С этого дня замкнутый, с медленным, строгим взглядом Кашфулла на глазах изменился,, как–то открылся весь. Только сумерки — спешил скорей домой; мальчишек своих даже в колыбельке не укачивал, а тут ночью вставал, плачущего младенца на руках убаюкивал; девочка голову начала держать — с груди не спускал, на четвереньках пошла — на колени стал сажать. Даже когда первый раз на ножки стала — за крепкий указательный палец отца держалась. Поначалу глаза девочки были голубые, потом перешли в густую синь. Уедет куда–то Кашфулла, один только день этих глаз не видит — и уже сердце не на месте. Гульгайша к дочери привыкала дольше. Что–то мешало ей сразу принять девочку своей. Оттого, видно, что телом ее не выходила. А тело не льнет — и душа в оковах. Но однажды на рассвете заплакала девочка в колыбельке отчаянно — у Гульгайши словно трещинка пробежала по сердцу. И жалость к ребенку в этот миг стала любовью.
Младший сын Зулькарнаевых, последняя кровиночка, он в тот год заканчивал в Калкане десятый класс, от сестренки пришел в восторг:
— Вот это номер так номер! — радовался он. — А голос–то какой! Я только в аул вошел, сразу с Нижнего конца услышал. Правда, мама!
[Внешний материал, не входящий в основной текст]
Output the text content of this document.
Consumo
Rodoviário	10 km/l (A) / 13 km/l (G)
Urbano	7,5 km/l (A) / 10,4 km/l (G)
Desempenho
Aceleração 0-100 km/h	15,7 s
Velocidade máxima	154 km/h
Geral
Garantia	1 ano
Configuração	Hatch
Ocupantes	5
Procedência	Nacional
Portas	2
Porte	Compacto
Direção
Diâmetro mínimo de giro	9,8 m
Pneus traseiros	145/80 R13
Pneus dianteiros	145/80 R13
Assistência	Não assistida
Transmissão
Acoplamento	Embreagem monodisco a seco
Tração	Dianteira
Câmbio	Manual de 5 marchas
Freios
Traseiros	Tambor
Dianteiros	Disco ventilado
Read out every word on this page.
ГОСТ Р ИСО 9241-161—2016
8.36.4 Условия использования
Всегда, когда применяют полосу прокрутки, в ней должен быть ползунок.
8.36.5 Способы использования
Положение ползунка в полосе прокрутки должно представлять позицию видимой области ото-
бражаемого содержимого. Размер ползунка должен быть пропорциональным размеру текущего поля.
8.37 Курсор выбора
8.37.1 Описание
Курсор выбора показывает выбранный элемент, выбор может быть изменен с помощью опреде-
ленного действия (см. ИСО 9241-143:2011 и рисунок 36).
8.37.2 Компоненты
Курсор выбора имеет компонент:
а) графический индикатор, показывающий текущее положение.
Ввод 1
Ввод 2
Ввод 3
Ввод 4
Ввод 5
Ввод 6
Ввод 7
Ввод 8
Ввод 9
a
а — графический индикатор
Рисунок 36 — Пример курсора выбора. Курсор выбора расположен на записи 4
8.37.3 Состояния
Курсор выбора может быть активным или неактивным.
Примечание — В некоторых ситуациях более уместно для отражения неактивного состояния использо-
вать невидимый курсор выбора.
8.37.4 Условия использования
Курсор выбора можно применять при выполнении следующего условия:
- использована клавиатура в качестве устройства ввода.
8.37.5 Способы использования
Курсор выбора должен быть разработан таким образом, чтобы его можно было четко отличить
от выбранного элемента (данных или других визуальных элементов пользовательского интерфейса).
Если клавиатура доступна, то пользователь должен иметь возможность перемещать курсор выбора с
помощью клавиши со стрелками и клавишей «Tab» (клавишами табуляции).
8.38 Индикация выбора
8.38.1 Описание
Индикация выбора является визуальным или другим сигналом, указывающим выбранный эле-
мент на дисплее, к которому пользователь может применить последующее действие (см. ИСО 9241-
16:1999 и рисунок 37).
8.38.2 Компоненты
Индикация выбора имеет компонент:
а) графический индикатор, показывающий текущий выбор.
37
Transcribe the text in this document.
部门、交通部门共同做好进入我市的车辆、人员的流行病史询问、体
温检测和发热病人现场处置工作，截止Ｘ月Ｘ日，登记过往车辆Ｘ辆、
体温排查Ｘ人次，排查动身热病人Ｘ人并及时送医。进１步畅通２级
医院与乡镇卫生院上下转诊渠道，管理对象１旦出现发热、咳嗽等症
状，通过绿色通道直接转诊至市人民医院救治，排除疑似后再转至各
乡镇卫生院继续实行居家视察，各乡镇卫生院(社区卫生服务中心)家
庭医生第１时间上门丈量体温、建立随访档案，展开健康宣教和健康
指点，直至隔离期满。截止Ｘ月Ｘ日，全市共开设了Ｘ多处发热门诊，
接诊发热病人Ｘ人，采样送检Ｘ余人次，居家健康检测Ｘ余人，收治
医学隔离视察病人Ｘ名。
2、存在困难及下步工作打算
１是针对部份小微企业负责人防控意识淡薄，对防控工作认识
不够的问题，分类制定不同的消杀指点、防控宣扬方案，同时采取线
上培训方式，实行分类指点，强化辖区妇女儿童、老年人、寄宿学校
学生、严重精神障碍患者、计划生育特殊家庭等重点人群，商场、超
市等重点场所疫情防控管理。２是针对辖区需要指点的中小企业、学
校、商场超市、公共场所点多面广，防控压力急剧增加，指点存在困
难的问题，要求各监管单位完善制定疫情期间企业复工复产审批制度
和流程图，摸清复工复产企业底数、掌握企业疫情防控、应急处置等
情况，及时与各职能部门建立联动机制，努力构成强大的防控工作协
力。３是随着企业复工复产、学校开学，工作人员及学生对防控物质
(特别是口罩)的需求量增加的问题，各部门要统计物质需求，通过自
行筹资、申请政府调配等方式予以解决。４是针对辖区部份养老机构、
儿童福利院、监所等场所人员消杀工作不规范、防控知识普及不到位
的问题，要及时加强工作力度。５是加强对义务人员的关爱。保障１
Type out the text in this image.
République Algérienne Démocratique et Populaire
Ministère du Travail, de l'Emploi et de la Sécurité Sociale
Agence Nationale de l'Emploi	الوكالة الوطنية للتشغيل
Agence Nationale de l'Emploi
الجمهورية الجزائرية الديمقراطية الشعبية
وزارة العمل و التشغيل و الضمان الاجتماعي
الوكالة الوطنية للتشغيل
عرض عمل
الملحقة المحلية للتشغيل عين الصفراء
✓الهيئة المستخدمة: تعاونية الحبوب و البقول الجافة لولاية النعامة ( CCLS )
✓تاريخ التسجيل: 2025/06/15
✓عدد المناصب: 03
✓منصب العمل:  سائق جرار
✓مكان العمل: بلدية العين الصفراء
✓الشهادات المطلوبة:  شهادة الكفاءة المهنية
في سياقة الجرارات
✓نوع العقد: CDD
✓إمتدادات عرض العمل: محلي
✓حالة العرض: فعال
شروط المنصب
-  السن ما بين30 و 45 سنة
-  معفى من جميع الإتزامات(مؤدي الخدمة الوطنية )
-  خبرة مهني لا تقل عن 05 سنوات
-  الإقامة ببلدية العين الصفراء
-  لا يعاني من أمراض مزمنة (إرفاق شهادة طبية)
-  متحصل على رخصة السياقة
Росла Аккош и все крепче отца с матерью привораживала. Брат уехал в город учиться — и осталась в доме отрада, один свет в окошке. Послушная, ласковая была девочка, белолицая, беловолосая, с густою синью в глазах — соседка Минзада ее с магазинной куклой сравнивала, видела как–то в городе такую.
Однажды Аккош чуть не ввергла отца с матерью в великое горе. И только ли горе…
В лето, когда исполнилось дочке три года, Зулькарнаевы пошли косить в самый дальний пустынный угол поймы Са–тырлы, где лесхоз выделил им участок. Аккош по дороге умаялась, укачалась и заснула. Положили ее в тени арбы на краю луга, а сами, звеня на весь свет, проширкали брусками косы и вошли в густую траву. Косить Кашфулла был не мастак, однако вот так, вдвоем с косой, идти само по себе праздник, только раз в году и бывает. Сначала муж двинул вперед, но прошли немного — и жена принялась подшучивать:
— Отхвачу ведь пятку, медведь, иди сзади.
Они поменялись местами. Еще вида не потерявшая, статью крепкая, в движениях все такая же быстрая, Гульгайша, только сорок минуло ей, так легко, так красиво ведет косой, будто не тяжелую работу исполняет, а широкими саженками плывет. Смотрит Кашфулла на жену и словно в первый раз видит ее, налюбоваться не может. Она же мужнин взгляд спиной своей, шейными прожилками чует и еще задорней ведет косой. Чистое колдовство: ребенок, которого муж с женой не зачинали, не вынашивали, не рожали, вдруг взял и омолодил их. Пройдет коса по траве, срежет с шипящим свистом — взж–взж–взж — а Кашфулле в уши слова бьются: «люблю все, желаю, люблю все, желаю». Должно быть, сердце у желанной так шепчет. Если в звоне косы такое слышится, значит, и муж в свои пятьдесят еще вконец не остыл… А жена–то! Какая легкая, красивая, горячая, какая любимая у него женушка!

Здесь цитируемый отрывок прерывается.